Logograms represent concrete linguistic terms and, with only few exceptions, always refer to only one denotation. The increasing influence of vernacular languages on the script increased the polyvalence of Maya signs during the Terminal Classic period. The second sign class is that of vowel and syllabic signs, which represent open syllables. They permitted the syllabic spelling of lexical and grammatical morphemes. In addition, they were used as pre- or post-fixed phonetic complements for logograms.
Thus, it was possible to write words with exclusively syllabic signs or using only logograms. Usually, logograms and syllabic signs were combined. A high level of calligraphic complexity was achieved in texts primarily through allographic notation and allomorphic representation of signs. This phenomenon allowed scribes to compose texts that were aesthetically ambitious without repeating signs. There were at least two or more signs for frequently used syllables, a situation which explains the extremely high number (about 200) of syllabic signs within the total inventory of some 650 graphemes in the Maya script.

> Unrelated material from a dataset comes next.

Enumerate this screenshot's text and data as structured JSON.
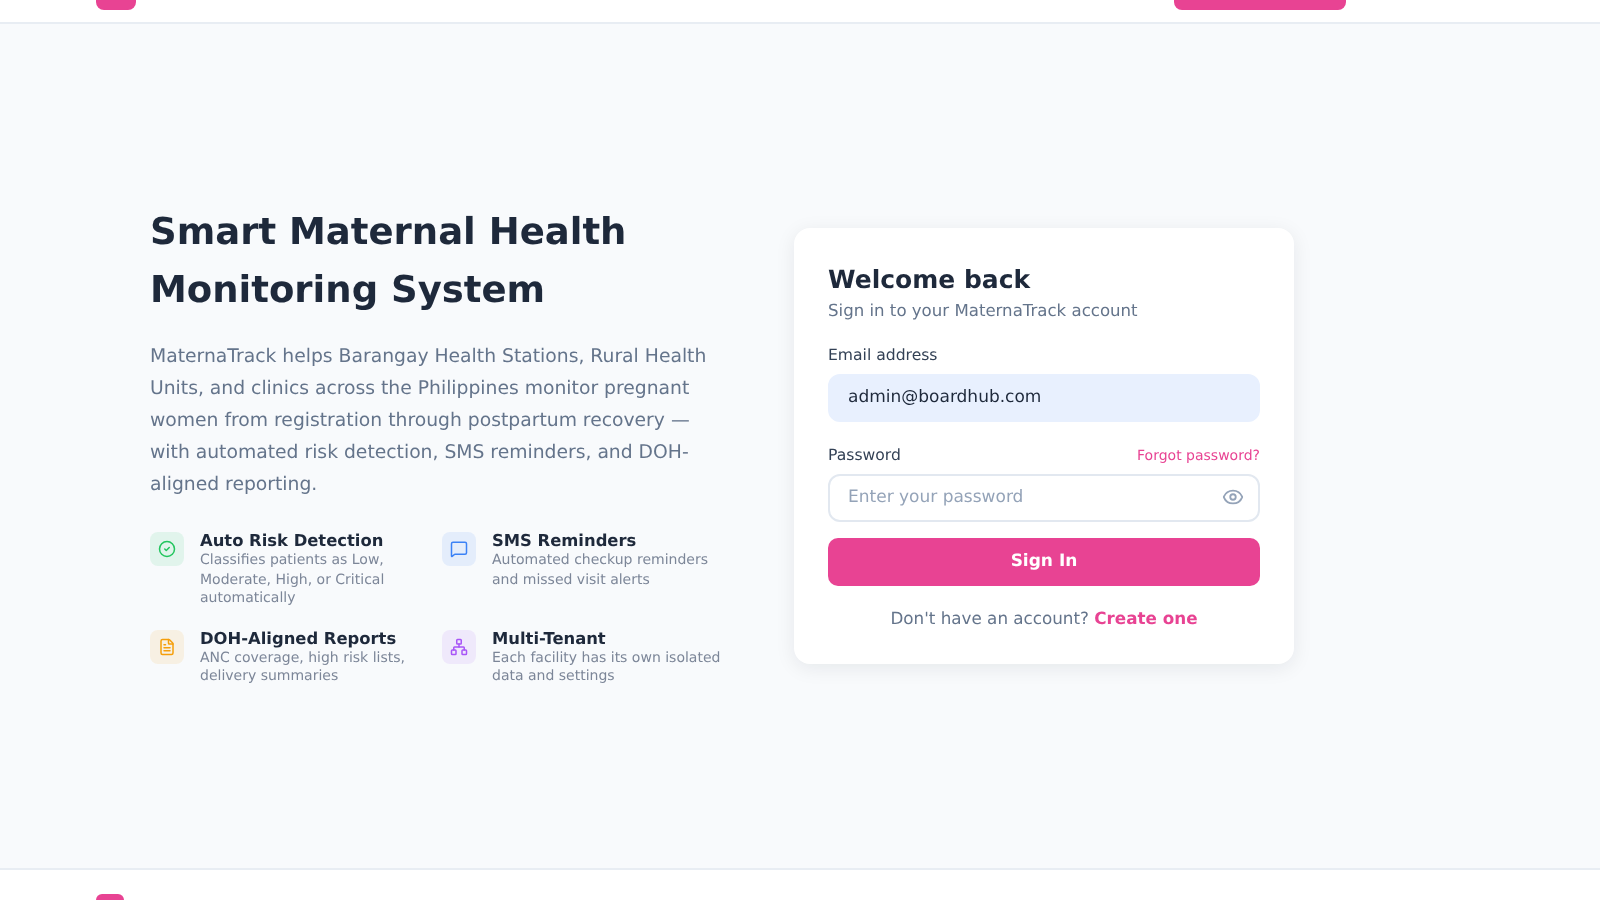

The signs were combined with each other to build roughly quadratic blocks. One such hieroglyphic block probably corresponds to the emic concept of a word among the pre-Hispanic Maya. In most cases, these blocks were paired in double columns that were read from left to right and from top to bottom. Sentences were formed by the combination of hieroglyphic blocks that indicated various parts of a sentence. Multiple sentences were combined to produce complex texts, whose syntax and textual structure are comparable to those of modern Mayan languages.
Out of eleven proposals for the inventory and systemization of the signs of the Maya script, only the transcription conventions and sign nomenclature of Günter Zimmermann for the codices and Eric Thompson for all text forms have become widely accepted. Thompson compiled an inventory of 862 signs, which remains the standard reference system for Maya hieroglyphs today, in spite of incorrect classifications, double entries, and the incompleteness of the text inventory.
Nikolai Grube’s investigations of the sign inventory have indicated that about 200 of Thompson’s 862 classified graphemes are allographs, whereby the total inventory of signs can be reduced from 862 to approximately 650. Martha Macri arrived the same total number in her proposal of an alternative classification system about ten years ago, although her system has not been widely adopted due to its incompleteness, erroneous classifications, and misinterpretations.
Although previously published sign catalogs primarily contain simple documentation of occurrences and grapheme concordances, reference works with suggested readings of individual graphemes have been published in the course of decipherment efforts. These references document the current state of decipherment at the time of publication with bibliographic references.